Les plantes du genre Hedysarum (du grec hedys, doux et arôma, parfum ; allusion à l’odeur douce qu’exhalent certaines espèces) sont connues aussi sous le nom vulgaire de sainfoin.

Elles diffèrent des légumineuses du genre Onobrychis par leur gousse divisée par des cloisons en nombre égal à celui des graines, qui la transforment en un polyakène, exemple intéressant de la métamorphose d’un ovaire à une seule loge en un fruit multiloculaire.

Chez la plupart des Hedysarum, le mode de développement de l’embryon est aussi tout à fait spécial. Les deux cellules provenant de l’œuf par division évoluent de la même manière et contribuent toutes deux au même titre à former le corps de l’embryon. On sait, au contraire, que chez l’immense majorité des Phanérogames, l’embryon ne provient que de l’une des cellules de l’œuf, la deuxième cellule donnant le suspenseur.

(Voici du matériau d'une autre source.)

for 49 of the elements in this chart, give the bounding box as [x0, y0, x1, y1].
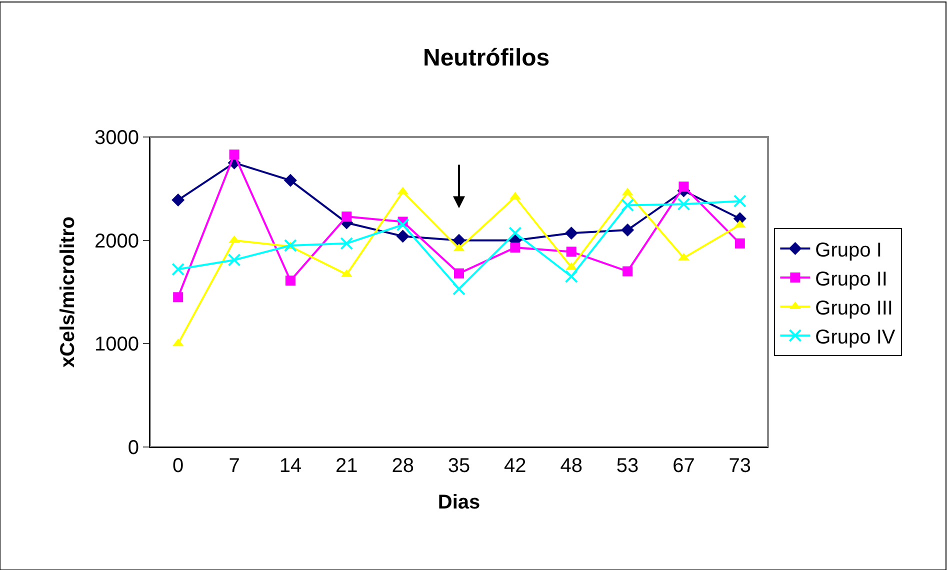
- chart-title: Neutrófilos: [422, 44, 550, 72]
- point: [566, 246, 576, 257]
- x-tick-label: 67: [672, 455, 695, 477]
- y-tick-label: 3000: [94, 127, 139, 149]
- point: [173, 292, 184, 302]
- x-tick-label: 14: [279, 455, 302, 477]
- x-tick-label: 42: [504, 455, 526, 477]
- point: [733, 194, 746, 208]
- point: [508, 226, 522, 240]
- point: [342, 212, 352, 222]
- x-tick-label: 48: [560, 455, 582, 477]
- point: [396, 218, 410, 232]
- point: [285, 276, 296, 286]
- y-tick-label: 0: [128, 437, 139, 459]
- point: [621, 224, 634, 236]
- y-tick-label: 1000: [94, 334, 139, 356]
- point: [340, 236, 354, 250]
- y-tick-label: 2000: [94, 230, 139, 252]
- x-tick-label: 7: [228, 455, 240, 477]
- point: [228, 253, 241, 266]
- y-axis-title: xCels/microlitro: [57, 216, 79, 368]
- x-tick-label: 35: [448, 455, 470, 477]
- point: [622, 266, 633, 276]
- point: [564, 226, 578, 240]
- x-axis-title: Dias: [438, 492, 480, 514]
- point: [452, 282, 466, 296]
- point: [678, 182, 689, 192]
- legend-label: Grupo IV: [815, 326, 896, 348]
- legend-label: Grupo II: [815, 268, 888, 290]
- point: [396, 230, 410, 243]
- legend-label: Grupo I: [815, 239, 882, 262]
- x-tick-label: 28: [392, 455, 414, 477]
- legend-label: Grupo III: [815, 297, 893, 320]
- point: [172, 194, 185, 207]
- point: [734, 238, 745, 248]
- point: [677, 198, 690, 211]
- x-tick-label: 0: [172, 455, 184, 477]
- point: [284, 174, 297, 187]
- point: [510, 242, 520, 253]
- point: [452, 234, 466, 247]
- point: [172, 262, 185, 276]
- point: [454, 268, 464, 278]
- x-tick-label: 53: [616, 455, 639, 477]
- x-tick-label: 73: [728, 455, 752, 477]
- point: [621, 198, 634, 212]
- point: [284, 239, 297, 252]
- x-tick-label: 21: [336, 455, 358, 477]
- point: [229, 150, 240, 160]
- point: [564, 270, 578, 283]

Le Sainfoin d’Espagne ou Sulla (Hedysarum coronarium), qu’on nomme aussi Sain foin à bouquets, à cause de ses jolies grappes dressées de fleurs rouges, est une espèce à aire géographique limitée. Elle croît en Provence, en Italie, en Sardaigne, en Algérie et dans le midi de l’Espagne, Le marquis de Grimaldi l’a signalée le premier aux agriculteurs en 1766 ; elle est cultivée en Italie, à Malte et dans les Baléares, rarement en France. Gasparin la recommande avec raison pour l’Algérie. On emploie le sainfoin d’Espagne pour l’ornement des plates-bandes ; ses fleurs sont très odorantes. Le Sainfoin obscur (H. obscurum), aux fleurs violacées ou blanches, se rencontre dans les Alpes et les Pyrénées, entre 1500 et 2500 mètres. On l’utilise pour orner les rochers.

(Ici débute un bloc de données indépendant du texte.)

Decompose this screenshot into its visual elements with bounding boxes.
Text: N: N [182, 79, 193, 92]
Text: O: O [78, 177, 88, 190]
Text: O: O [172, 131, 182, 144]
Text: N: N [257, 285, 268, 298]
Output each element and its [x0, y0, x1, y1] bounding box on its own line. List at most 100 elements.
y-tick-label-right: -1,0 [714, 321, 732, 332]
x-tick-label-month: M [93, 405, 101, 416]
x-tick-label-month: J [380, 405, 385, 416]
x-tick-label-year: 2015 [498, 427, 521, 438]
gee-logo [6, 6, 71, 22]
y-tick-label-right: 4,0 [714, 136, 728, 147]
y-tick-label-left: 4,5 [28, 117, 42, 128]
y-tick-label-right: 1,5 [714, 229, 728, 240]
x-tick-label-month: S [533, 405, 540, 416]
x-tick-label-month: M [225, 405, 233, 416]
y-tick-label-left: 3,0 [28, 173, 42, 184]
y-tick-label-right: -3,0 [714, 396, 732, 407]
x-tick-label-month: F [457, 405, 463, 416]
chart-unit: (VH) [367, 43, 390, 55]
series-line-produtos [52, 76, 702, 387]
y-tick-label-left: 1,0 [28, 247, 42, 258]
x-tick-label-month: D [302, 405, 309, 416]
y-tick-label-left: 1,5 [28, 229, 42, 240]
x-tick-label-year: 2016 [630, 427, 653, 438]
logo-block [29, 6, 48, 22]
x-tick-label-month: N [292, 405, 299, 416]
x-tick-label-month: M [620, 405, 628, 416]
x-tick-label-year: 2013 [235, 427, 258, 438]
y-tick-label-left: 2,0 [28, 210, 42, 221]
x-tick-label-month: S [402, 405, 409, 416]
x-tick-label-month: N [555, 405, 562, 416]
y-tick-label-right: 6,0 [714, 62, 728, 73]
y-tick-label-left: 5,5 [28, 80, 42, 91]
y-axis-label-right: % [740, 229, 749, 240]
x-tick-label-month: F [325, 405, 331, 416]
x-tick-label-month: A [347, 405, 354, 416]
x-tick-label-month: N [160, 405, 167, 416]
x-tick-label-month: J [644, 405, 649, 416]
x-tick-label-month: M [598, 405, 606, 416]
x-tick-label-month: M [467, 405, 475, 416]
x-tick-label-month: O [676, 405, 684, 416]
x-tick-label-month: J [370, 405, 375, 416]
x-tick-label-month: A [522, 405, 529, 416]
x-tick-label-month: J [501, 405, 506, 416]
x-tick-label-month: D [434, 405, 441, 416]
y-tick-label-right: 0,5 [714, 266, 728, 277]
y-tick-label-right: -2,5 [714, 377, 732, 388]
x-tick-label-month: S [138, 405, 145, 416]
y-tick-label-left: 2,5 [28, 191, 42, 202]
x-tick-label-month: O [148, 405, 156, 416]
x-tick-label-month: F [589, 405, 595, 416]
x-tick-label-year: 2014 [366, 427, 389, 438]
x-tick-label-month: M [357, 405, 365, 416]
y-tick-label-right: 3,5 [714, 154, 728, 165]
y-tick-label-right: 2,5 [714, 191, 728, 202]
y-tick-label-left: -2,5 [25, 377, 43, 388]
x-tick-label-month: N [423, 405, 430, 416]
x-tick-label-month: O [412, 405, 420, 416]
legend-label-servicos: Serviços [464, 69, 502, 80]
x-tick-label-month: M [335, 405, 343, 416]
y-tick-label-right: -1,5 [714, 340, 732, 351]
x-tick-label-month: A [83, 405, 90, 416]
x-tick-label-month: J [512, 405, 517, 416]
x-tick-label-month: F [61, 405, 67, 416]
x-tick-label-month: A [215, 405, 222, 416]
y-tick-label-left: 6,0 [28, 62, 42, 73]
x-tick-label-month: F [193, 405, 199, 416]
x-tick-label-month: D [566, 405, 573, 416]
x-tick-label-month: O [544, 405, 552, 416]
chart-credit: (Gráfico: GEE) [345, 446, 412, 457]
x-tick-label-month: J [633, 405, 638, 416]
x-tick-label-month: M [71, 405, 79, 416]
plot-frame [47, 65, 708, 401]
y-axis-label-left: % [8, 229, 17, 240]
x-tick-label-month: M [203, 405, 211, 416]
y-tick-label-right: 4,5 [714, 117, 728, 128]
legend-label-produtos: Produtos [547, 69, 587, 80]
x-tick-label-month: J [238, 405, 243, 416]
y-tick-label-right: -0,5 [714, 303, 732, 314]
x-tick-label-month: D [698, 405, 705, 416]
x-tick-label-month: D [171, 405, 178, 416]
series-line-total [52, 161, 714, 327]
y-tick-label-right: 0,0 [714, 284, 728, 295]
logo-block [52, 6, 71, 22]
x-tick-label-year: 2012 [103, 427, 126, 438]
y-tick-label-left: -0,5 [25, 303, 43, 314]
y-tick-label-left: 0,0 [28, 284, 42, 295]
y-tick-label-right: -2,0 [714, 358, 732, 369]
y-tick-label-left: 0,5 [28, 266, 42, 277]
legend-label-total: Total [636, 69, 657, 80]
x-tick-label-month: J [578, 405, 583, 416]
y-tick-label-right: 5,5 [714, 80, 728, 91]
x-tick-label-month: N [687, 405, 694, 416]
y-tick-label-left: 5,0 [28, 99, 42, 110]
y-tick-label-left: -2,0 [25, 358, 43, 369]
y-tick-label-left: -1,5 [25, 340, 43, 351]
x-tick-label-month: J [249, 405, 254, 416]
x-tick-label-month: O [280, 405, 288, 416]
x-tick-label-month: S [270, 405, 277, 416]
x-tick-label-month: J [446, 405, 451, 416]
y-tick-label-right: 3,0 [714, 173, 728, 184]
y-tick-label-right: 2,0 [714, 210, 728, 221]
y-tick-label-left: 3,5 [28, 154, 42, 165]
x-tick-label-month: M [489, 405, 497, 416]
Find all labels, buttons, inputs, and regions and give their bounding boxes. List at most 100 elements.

Il convient de signaler aussi l’Hedysarum Alhagi, arbuste rabougri et épineux, abondant dans l’Inde, en Egypte, en Perse, en Arabie. Il exsude à la surface des feuilles et des rameaux une substance gommeuse et sucrée, dans laquelle certains ont voulu reconnaître la manne des Hébreux. Quoi qu’il en soit, elle est aliimentaire et sert en Perse pour sucrer les pâtisseries ; elle présente le léger inconvénient d’être faiblement purgative à la dose d’environ 100 grammes.

L’Hedysarum à grandes fleurs (H. grandiflorum) est une très belle espèce, à feuilles pennées, soyeuses, comme argentées en dessous, et à grandes fleurs disposées en épis sur des hampes nues, radicales. Ces fleurs, d’abord d’un blanc de lait, quelquefois nuancées dr rouge, deviennent ensuite jaunâtres. L’Hedysarum fructicosum, originaire de Sibérie, comme le précédent, est un arbuste à fleurs purpurines disposées en grappes peu garnies, moins longues que les feuilles.

Sous le nom de Sainfoin oscillant du Bengale, on désigne le Desmodium girans (ancien Hedysarum girans), plante bisannuelle pouvant atteindre un mètre. On la cultive en serre chaude, non pour la beauté de ses fleurs petites bleuâtres, mais à cause des mouvements curieux de ses feuilles à trois folioles inégales : celle du milieu très grande, les deux latérales, cinq à six fois plus petites. Les folioles latérales, durant toute la journée, s’élèvent, puis s’abaissent alternativement comme si elles terminaient un balancier oscillant posé sur le pétiole. Le mouvement s’accélère avec la chaleur croissante et l’intensité de la lumière. Il cesse la nuit et lorsque la température tombe au-dessous de 22°. Ces oscillations semblent dues à un gonflement et à un dégonflement alternatifs des renflements moteurs formés à la base des pétioles secondaires. Les variations de turgescence sont dues à un approvisionnement intermittent en liquide peu à peu consommé par la foliole correspondante.